A Black-Box Analysis of the Capacity of ChatGPT to Generate Datasets of Human-like Comments

This paper examines the ability of ChatGPT to generate synthetic comment datasets that mimic those produced by humans. To this end, a collection of datasets containing human comments, freely available in the Kaggle repository, was compared to comments generated via ChatGPT. The latter were based on prompts designed to provide the necessary context for approximating human results. It was hypothesized that the responses obtained from ChatGPT would demonstrate a high degree of similarity with the human-generated datasets with regard to vocabulary usage. Two categories of prompts were analyzed, depending on whether they specified the desired length of the generated comments. The evaluation of the results primarily focused on the vocabulary used in each comment dataset, employing several analytical measures. This analysis yielded noteworthy observations, which reflect the current capabilities of ChatGPT in this particular task domain.
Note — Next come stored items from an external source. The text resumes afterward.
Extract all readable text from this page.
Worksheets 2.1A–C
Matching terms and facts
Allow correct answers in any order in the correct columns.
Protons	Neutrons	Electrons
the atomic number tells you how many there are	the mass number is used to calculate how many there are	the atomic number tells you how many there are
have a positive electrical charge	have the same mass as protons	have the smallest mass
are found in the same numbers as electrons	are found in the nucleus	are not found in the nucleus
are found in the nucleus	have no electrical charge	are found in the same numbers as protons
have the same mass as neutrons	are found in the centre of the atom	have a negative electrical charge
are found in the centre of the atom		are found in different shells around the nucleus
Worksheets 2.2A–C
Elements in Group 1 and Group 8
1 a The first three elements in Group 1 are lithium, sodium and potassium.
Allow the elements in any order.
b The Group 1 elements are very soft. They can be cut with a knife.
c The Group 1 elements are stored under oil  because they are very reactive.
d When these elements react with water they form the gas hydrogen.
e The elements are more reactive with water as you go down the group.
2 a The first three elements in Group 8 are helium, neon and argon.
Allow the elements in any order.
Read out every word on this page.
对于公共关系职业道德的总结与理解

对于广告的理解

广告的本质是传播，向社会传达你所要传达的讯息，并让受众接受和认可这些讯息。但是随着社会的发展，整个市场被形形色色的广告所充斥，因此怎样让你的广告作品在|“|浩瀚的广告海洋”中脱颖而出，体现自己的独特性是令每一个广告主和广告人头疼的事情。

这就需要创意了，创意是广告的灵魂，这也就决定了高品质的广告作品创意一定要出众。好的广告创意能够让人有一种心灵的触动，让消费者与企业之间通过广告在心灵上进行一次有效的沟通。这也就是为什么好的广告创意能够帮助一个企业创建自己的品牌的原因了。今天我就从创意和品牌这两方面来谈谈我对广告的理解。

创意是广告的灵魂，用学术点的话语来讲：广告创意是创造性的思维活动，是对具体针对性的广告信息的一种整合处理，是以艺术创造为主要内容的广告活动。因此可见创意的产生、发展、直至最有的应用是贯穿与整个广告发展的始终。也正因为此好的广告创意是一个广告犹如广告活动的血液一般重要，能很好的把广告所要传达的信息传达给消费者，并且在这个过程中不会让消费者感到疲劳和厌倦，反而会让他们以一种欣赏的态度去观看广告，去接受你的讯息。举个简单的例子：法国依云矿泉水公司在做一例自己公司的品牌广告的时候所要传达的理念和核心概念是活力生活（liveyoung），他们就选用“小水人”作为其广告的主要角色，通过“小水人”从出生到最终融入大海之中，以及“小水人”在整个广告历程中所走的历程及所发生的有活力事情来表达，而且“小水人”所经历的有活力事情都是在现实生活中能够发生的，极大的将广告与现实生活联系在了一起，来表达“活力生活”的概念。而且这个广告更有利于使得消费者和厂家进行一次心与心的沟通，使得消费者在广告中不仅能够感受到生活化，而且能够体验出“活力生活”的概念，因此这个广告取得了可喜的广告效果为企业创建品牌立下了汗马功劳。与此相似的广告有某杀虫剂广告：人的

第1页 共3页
It was observed that ChatGPT typically employs a reduced number of words compared to human respondents and tends to provide repetitive answers. Furthermore, the responses of ChatGPT have been observed to vary considerably when the length is specified. It is noteworthy that ChatGPT employs a smaller vocabulary, which does not always align with human language. Furthermore, the proportion of non-stop words in ChatGPT’s output is higher than that found in human communication. Finally, the vocabulary of ChatGPT is more closely aligned with human language than the similarity between the two configurations of ChatGPT. This alignment is particularly evident in the use of stop words. While it does not fully achieve the intended purpose, the generated vocabulary serves as a reasonable approximation, enabling specific applications such as the creation of word clouds.